Using Consignment Shops

What do you think of when you hear the word “consignment?” I’ll admit, it’s kind of an outdated idea. But when funds are low, most people have to get creative about making money and shopping for new stuff, so the idea of buying and selling used goods doesn’t sound so bad.


Recently, I was cleaning out my closet and I realized that I had a pile of outdated clothes that had rarely been worn and that were mostly high-quality and name-brand. In any other case, I would have simply dropped a bag of old clothes to our nearest charity, but I started thinking about a new consignment shop that opened near me. I wanted to give it a shot to see if I could have any success selling on consignment, so I loaded up my bag of clothes and headed over.


Upfront Payments


Consignment stores typically work in two ways: upfront payments or profit sharing. There are pros and cons to each method, and not every consignment store offers both options.


When you’re offered an upfront payment for your gear, a store employee will go through your offerings to see what would be able to be resold in the shop. Generally, there is a set price for each item, such as $10 for a pair of shoes or $5 for a shirt. Once all the items have been selected for consignment, the remainder can be taken home or donated to charity. Then, the prices of all the clothes and goods are added up, and you’re offered an amount in cash or in store credit on the spot.


Often, the store credit amount is higher because it entices you to keep the money in-house. But if your bank account is hungry, it might be a good idea to accept the cash. Keep in mind that you don’t have to take the offer – if you feel that it’s too low, you can respectfully decline and head somewhere else.


Profit Sharing


If your consignment store operates by profit sharing, you won’t see any money or credit upfront. Instead, you’re assigned an account number and all of the items that are salable are tagged with that number. The consignment store employee prices all your items according to what he or she feels is a fair price, and then agrees to put your items out on the shelves and racks.

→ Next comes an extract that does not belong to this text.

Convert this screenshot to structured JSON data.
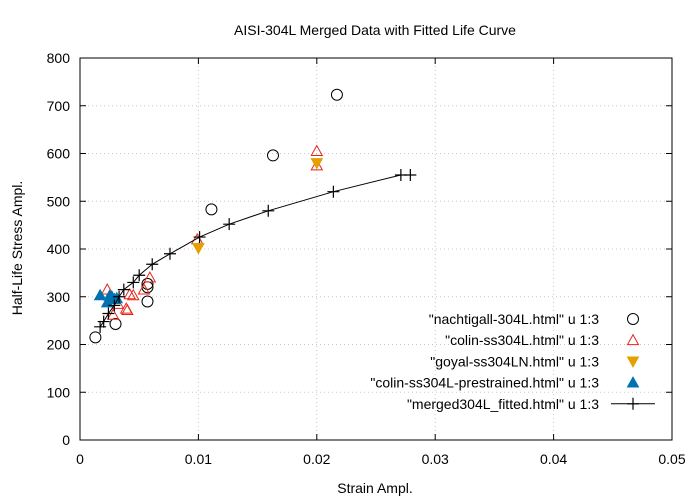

As the items are sold in the shop, you and the store split the profits at a rate agreed upon beforehand. You then collect your earnings via cash or store credit.


Pros and Cons


There are definitely pros and cons to each method. When you receive an upfront payment, you get your money immediately; however, you might not receive the best price. The person buying your gear obviously offers a price significantly lower than what the items will sell for in the store – that’s how the shop makes a profit. Still, it’s instant, and probably best if you need money now.


Profit-sharing can help you get a better price, but the problem is that you can’t guarantee that all of your items will sell right away – or at all. Money filters in at a slow trickle, even if it’s a higher amount overall.